Àngels Barceló did not hesitate for a moment: “The day of the end of ETA, because it was also in San Sebastián, in the Ayete Palace, and from there we gave the statement. Although it was a program planned for the public, we did not publicize it much because it was informative in nature. Well, people started coming, people and people coming… It was so emotional… It was the news that I had wanted to give all my life. And I was able to do it.” José Luis Sastre, his right-hand man in Hoy por hoy, has the same feeling. “Àngels sent me to the street and I went to the Kursaal theater: the people who had entered the concert, entered with one society and left with a different one. They did not know that while the Basque Country Symphony was performing, ETA had said it was leaving. I stood at the door and asked. The amazement, those faces, being able to tell that…”

Javier Ruiz, collaborator of Hoy por hoy and head of Economy of the SER, agrees with his colleagues and adds his own anecdote: “I remember Javier Sardá giving me access to inform about the attack on a general, who had been murdered with a shot to the back of the head. : ‘There is a man from the Ser network, Javier Ruiz, good afternoon.’ It was the first time I was aware of working and being a man in that chain. The hardest moment was the death of Miguel Ángel Blanco: he was doing the early morning bulletins, we connected with the Nuestra Señora de Aranzazu hospital and the colleague who was there told us ‘Miguel Ángel Blanco has just died’. In the same way that laughter is contagious, tears are contagious. Everyone burst into tears in the studio and you have to get the rest of the bulletin through. You see, a ticket at two in the morning, which you think is unimportant, and the heart of half of Spain opens.”

Julia Otero, at the head of Julia en la Onda (Onda Cero), chooses a recent moment in which her heart also opened: “The day I interviewed Ousman Umar, four or five years ago. He told me his adventures from the time he left his village in Africa until he managed to reach the peninsula. When he arrived at the passage where he was among the containers looking for something to eat and when he arrived in Barcelona a woman took him home and turned him into her son, a humble woman from Meridiana, at that moment… I broke down and I started to cry. “I couldn’t get over the emotion of that moment.”

Gemma Nierga keeps her premiere: “On October 2, 1990, when I started Parlar per parlar in Catalonia. I would keep that moment because the emotion, the excitement, the nerves, the expectations of a career that I could not imagine: I was doing my program when I was 24 or 25 years old.

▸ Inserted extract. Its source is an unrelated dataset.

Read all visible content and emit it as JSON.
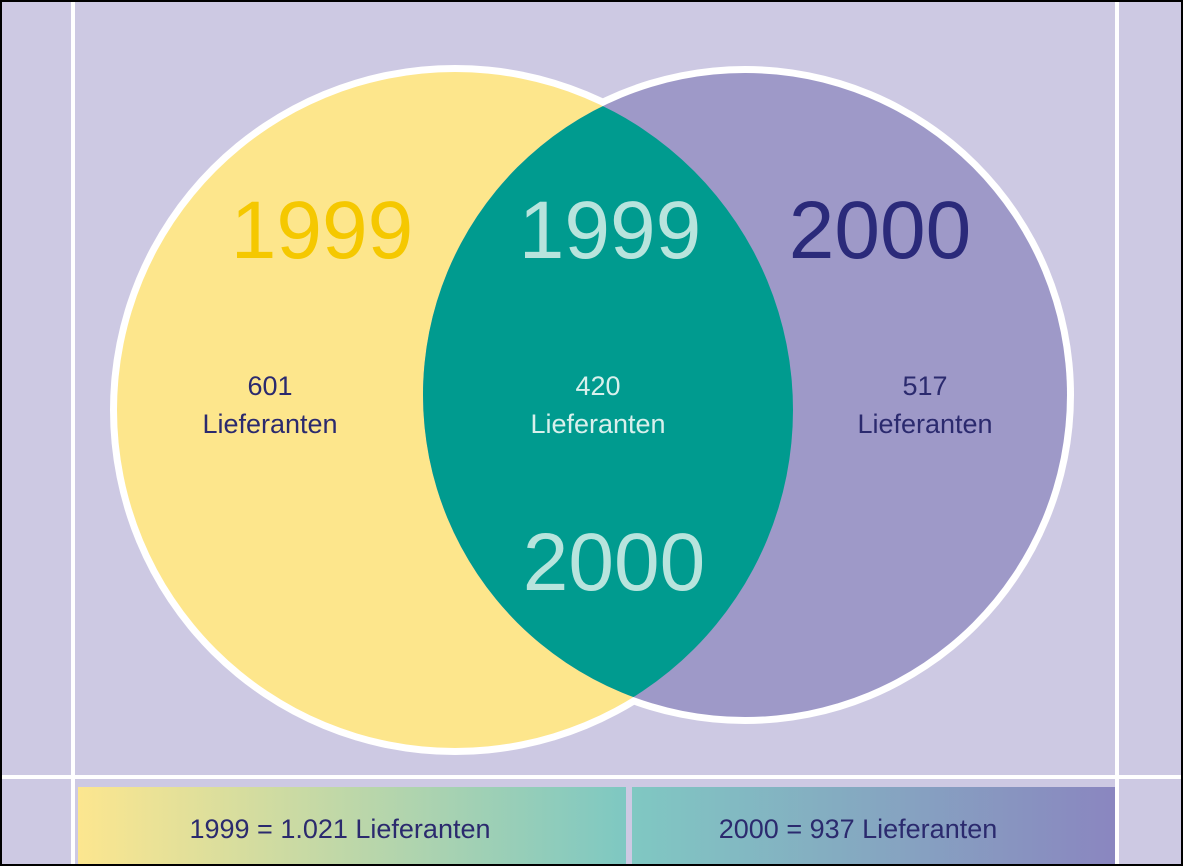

That moment has a magic that you will never find again.” Boris Izaguirre speaks in similar terms: “The death of Lady Di because the next day I started working on the SER channel, in La Ventana with Gemma Nierga: September 1, 1997 was the first day that I appeared speaking on the radio”.

Joan Manuel Serrat, whom Buenafuente had a good time on stage during the gala, is unable to choose his best moment: “It would be simple to choose a single moment for someone who has spent his entire life so close to the radio. She is a partner with whom I have never fought (laughs).” What is the daily life of a legend like when she retires? “I live, every day I wake up with the gratitude of being alive, of opening my eyes and seeing that we are there and I have the day ahead of me. I haven’t stopped living at any point since I got off stage. I’m happy. At least, I am not more unhappy than she was.”